Opening Day of Pyeongchang Winter Olympics Affected by Cyber Attack

Feb 14, 2018

Cyber attack that occurred on the opening day of Pyeongchang Winter Olympics was found out to be a ransomware that destroys servers and had gone through meticulous preparation. A hacker or hackers that were responsible for this attack found out every usernames and passwords of 44 servers and carried out the attack.
Although there were times in the past when there were cyber attacks that paralyzed web services such as DDoS (Distributed Denial of Service) on past Olympics, this is the first time when destructive cyber attack paralyzed systems by preventing servers from booting. Some question if this attack was an act of a hacking group that was supported by a country.
While PyeongChang Organizing Committee for the 2018 Olympic & Paralympic Winter Games (POCOG) gave a gag order regarding cyber attacks until the last day of Pyeongchang Winter Olympics, Cisco’s Threat Intelligence Analysis Team called Talos made its results on analysis of malicious code that was used as part of the cyber attack that occurred on the opening day public.
Talos concluded that this malicious code was a destructive malicious code that was implemented to prevent matches. This malicious code is similar to characteristics of malicious codes such as Bad Rabbit and Petya that attacked European countries last year. Talos announced that responsible hackers gathered many information regarding Pyeongchang Winter Olympics.
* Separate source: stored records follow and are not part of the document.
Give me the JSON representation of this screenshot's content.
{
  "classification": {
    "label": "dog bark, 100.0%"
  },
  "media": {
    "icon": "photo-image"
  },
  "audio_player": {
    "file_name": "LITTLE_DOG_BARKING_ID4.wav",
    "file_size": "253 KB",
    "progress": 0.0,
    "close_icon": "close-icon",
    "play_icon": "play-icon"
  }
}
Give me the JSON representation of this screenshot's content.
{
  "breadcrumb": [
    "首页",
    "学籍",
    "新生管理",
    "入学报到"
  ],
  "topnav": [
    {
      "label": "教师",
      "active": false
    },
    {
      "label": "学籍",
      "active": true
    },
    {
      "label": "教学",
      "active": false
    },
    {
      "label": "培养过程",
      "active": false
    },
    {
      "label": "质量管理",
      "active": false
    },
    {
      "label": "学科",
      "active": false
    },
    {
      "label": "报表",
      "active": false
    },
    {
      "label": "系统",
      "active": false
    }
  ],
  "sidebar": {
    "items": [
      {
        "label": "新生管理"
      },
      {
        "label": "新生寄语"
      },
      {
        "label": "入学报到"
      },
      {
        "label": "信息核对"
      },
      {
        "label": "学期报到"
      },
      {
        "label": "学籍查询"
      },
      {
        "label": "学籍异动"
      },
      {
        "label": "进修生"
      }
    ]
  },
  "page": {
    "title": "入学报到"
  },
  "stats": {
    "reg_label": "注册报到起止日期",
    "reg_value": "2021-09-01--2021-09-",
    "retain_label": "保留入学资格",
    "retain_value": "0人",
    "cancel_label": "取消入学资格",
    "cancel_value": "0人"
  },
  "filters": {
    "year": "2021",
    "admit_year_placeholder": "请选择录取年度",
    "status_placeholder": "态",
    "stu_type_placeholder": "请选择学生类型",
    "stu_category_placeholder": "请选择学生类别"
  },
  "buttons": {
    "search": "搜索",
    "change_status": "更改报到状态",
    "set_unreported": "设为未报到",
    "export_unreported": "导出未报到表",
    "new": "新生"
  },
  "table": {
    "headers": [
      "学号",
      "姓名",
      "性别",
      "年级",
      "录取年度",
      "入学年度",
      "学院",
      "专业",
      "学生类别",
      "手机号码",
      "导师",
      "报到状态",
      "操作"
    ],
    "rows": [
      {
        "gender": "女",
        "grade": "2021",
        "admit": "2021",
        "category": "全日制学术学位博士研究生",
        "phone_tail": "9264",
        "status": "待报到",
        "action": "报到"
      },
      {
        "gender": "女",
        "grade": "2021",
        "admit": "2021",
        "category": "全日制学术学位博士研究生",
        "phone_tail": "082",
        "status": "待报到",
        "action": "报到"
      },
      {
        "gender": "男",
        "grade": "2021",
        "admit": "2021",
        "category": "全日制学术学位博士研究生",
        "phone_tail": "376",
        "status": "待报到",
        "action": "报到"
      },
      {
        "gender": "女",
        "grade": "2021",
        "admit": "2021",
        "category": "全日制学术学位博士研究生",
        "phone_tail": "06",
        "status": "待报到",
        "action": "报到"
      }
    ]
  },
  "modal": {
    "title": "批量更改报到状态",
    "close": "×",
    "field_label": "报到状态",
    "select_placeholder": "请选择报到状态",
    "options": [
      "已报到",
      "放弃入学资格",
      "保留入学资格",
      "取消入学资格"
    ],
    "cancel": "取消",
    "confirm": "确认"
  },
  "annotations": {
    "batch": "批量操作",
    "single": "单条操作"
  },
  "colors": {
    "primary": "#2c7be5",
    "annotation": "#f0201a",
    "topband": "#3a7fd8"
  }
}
Responsible hackers found out every username, domain name, server name, and password that are related to Pyeongchang Winter Olympics and prepare this attack meticulously.
Hackers store accounts of servers and infected them with malicious codes. Hackers used technologies that made restoration of infected systems and analysis difficult. Talos explained that main purpose of these malicious codes was to destroy main hosts and make computer systems to offline state.

Hackers found out domains related to Pyeongchang Olympics and attacked them.  (Reference: Talos’ blog) <Hackers found out domains related to Pyeongchang Olympics and attacked them. (Reference: Talos’ blog)>

Talos explained that hackers were trying to make POCOG confused due to the fact that the cyber attack occurred on the opening day. Due to stoppage of services and paralysis of websites related to Pyeongchang Olympics, people could not print tickets and others. IPTV was also paralyzed due to stoppage of Wi-Fi service.
Talos focused on the fact that hackers used user credentials, which were hard-coded inside of corresponding malicious codes. Possibility of damaged infrastructures that might have tried to allow corresponding user credentials from entering cannot be dismissed either. Talso explained that route of transmission of malicious codes and names of responsible hackers were not revealed.
“Degree of this attack is the highest out of every attack that occurred on past Olympics.” said a security expert. “These malicious codes are also uncommon malicious codes and they used many sneaky tactics.” This expert also added that there were not any setbacks to any events as ___ handled the situation as soon as it happened and that POCOG cannot relax until the last day of Pyeongchang Olympics.”
When this cyber attack occurred, POCOG closed off internal servers that are connected to computer network. Homepage of Pyeongchang Olympics, which had gone through continuous errors due to interruption, was restored at 8 A.M.of the 10th. “After discussing with IOC (International Olympic Committee), we have decided not to disclose routes of this cyber attack.” said a representative for POCOG. “We put emphasis on security of players and Olympics.” said Mark Adams who is a spokesperson for IOC. “It is important to maintain security of systems related to Olympics and it is undesirable to make information that was exposed public.” IOC is planning to announce its information as a report at an appropriate time after careful analysis.
Level of cyber threats was very high even before Pyeongchang Olympics started. Some even suggested that Russia, which cannot participate in Pyeongchang Olympics due to doping stir, might be behind this cyber attack.